Given such kind of demand destruction, we have reduced the throughput to 86% of the name plate capacity compared to 105% achieved in January-March quarter of 2021.
With the second wave of Covid-19 impacting demand by 30% in May compared to April or May in any year before the pandemic, Bharat Petroleum (BPCL) has reduced refining capacity to 86% this month from 105% in January-March 2021. N Vijayagopal, director of finance, BPCL tells Vikas Srivastava they expect demand to rise after June given the improvement in product cracks, which are higher in Q1FY22 compared to the best achieved in FY21. Edited excerpts.
What has been the impact of the Covid-19 second wave on demand and how is BPCL coping with it?
The second wave has impacted demand by 30% in May compared to any normal month of April or May before Covid-19. Given such kind of demand destruction, we have reduced the throughput to 86% of the name plate capacity compared to 105% achieved in January-March quarter of 2021. However, the plus point is improvement in product cracks (difference in price of a barrel of crude and a barrel of crude products) in the Q1FY22. The product cracks are even higher than Q4FY21, which was the highest achieved in whole of FY21.
Are you looking to increase exports to tie up demand-related issues?
The drop in demand in April-May 2021 is not as severe as compared to the same months in 2020. Also, with lockdowns being state-centric, the financial impact has been marginal. So we do not see exports as an attractive option, since the product cracks are not commercially viable. For us to make commercial gains, we will have to export both MS and HSD, which is not the case as of now. Also, given our refinery configuration, we are flexible to operate at any level. So we decided to reduce the throughput capacity instead of exporting at lower margins.

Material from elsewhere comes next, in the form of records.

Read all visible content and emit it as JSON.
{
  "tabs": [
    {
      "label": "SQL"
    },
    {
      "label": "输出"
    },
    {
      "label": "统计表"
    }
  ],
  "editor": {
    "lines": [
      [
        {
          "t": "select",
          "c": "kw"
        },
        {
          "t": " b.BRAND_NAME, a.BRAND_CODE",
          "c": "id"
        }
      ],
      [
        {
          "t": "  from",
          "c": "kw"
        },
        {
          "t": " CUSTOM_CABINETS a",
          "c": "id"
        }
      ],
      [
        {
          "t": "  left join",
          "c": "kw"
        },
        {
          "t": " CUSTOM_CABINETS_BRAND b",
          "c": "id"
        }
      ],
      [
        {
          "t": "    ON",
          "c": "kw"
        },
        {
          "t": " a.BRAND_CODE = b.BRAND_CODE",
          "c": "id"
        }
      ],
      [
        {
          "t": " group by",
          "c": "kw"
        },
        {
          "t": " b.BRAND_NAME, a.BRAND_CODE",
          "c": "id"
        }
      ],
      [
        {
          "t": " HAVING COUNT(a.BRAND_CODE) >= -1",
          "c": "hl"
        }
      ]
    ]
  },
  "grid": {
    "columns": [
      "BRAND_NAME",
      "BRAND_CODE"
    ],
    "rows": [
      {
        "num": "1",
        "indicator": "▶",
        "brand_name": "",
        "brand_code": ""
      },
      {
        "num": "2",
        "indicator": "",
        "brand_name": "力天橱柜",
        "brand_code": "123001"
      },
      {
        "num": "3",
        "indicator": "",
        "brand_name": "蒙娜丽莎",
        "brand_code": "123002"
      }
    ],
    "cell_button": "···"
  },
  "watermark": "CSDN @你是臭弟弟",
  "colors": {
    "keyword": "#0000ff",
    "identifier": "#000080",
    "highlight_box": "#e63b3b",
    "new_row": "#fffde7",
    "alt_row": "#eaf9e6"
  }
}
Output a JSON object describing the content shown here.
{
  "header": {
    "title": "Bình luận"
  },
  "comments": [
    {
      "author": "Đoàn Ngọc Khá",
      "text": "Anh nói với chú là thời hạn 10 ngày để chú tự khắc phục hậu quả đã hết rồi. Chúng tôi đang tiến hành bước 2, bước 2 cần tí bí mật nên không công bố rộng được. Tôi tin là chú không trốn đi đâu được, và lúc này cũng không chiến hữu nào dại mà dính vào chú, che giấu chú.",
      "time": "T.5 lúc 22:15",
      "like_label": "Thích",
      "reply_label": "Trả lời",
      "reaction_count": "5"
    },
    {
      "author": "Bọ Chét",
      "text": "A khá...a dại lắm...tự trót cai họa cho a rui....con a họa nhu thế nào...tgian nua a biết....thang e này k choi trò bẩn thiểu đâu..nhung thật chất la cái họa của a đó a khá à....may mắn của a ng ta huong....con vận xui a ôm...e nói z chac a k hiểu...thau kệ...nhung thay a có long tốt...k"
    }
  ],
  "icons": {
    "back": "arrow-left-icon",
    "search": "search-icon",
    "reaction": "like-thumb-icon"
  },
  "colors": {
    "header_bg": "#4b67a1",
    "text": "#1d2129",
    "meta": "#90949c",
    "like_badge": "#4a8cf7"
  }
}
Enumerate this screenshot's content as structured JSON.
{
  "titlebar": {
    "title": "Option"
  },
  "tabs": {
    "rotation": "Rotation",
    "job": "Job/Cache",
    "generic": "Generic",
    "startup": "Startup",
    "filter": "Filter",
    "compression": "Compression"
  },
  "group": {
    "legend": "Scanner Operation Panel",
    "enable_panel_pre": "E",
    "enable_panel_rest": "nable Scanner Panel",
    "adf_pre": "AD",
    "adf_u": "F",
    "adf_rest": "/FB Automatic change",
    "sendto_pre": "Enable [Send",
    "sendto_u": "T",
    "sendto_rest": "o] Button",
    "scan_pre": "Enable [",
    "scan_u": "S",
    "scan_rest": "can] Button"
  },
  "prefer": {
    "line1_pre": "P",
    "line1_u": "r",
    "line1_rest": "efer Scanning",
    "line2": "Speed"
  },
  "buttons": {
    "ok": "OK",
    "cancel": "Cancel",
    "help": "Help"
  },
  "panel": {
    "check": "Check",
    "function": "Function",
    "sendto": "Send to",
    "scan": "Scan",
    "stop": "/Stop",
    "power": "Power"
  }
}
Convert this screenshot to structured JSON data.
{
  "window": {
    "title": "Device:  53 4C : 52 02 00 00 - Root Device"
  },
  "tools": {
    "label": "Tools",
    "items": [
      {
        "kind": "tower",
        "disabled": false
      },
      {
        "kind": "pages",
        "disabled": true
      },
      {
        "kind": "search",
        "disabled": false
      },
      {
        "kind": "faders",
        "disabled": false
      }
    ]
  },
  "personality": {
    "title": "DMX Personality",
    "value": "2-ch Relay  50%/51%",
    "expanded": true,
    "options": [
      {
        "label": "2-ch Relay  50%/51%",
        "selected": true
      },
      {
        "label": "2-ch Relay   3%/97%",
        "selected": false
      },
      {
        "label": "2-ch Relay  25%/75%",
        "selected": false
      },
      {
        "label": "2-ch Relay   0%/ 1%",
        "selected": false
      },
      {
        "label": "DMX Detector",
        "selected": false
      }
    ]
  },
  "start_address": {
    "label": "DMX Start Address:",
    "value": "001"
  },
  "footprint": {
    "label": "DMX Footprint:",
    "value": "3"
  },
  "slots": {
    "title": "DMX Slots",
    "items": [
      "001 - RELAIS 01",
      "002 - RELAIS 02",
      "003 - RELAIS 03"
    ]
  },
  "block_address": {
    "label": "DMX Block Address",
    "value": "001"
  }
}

What could have led to addition of 2,400 retail units this year, when demand was affected almost the whole of FY21?
We were very aggressive in adding retail units over the last two years (FY20 and FY21) given our requirement to capture rural markets which were out of our ambit. We have added around 3,800 retail outlets in the last two years. We were earlier focussed on metros and cities given our rich legacy of Shell outlets. The additions were not impacted by the pandemic because we believe it will not last forever, and additions were more of a long-term strategic decision. Our share of MS and HSD following the additions will improve to 32% in the next two to three years from 29% at present. Going ahead we may not be as aggressive as we were in the last two years in retail expansions.
What are your capex plans for FY22 and for expansion of major projects held up in FY21?
We have earmarked Rs 12,000 crore for FY22, which is Rs 1,000 crore more than last year. This will be used for refinery and petrochemical plant expansion. In FY21, we had reduced the pace of the projects, but there was no embargo on projects. However, we are not taking up any new projects like Rasayani refinery near Mumbai, which requires huge amount of investment. So we are holding up on new projects given the unsure demand scenario in the near future.
How is the BPCL privatisation placed as of now?
Although, this is not the official view, but what I can say in the current situation [is that] there are two pre-steps that are in process before the financial bids can be invited. If everything goes as per our plan, we expect the pre bid formalities to get over by June. After that, the financial bids can be submitted by August. The SPAs could be signed around September, and the transfer of cash may happen by December.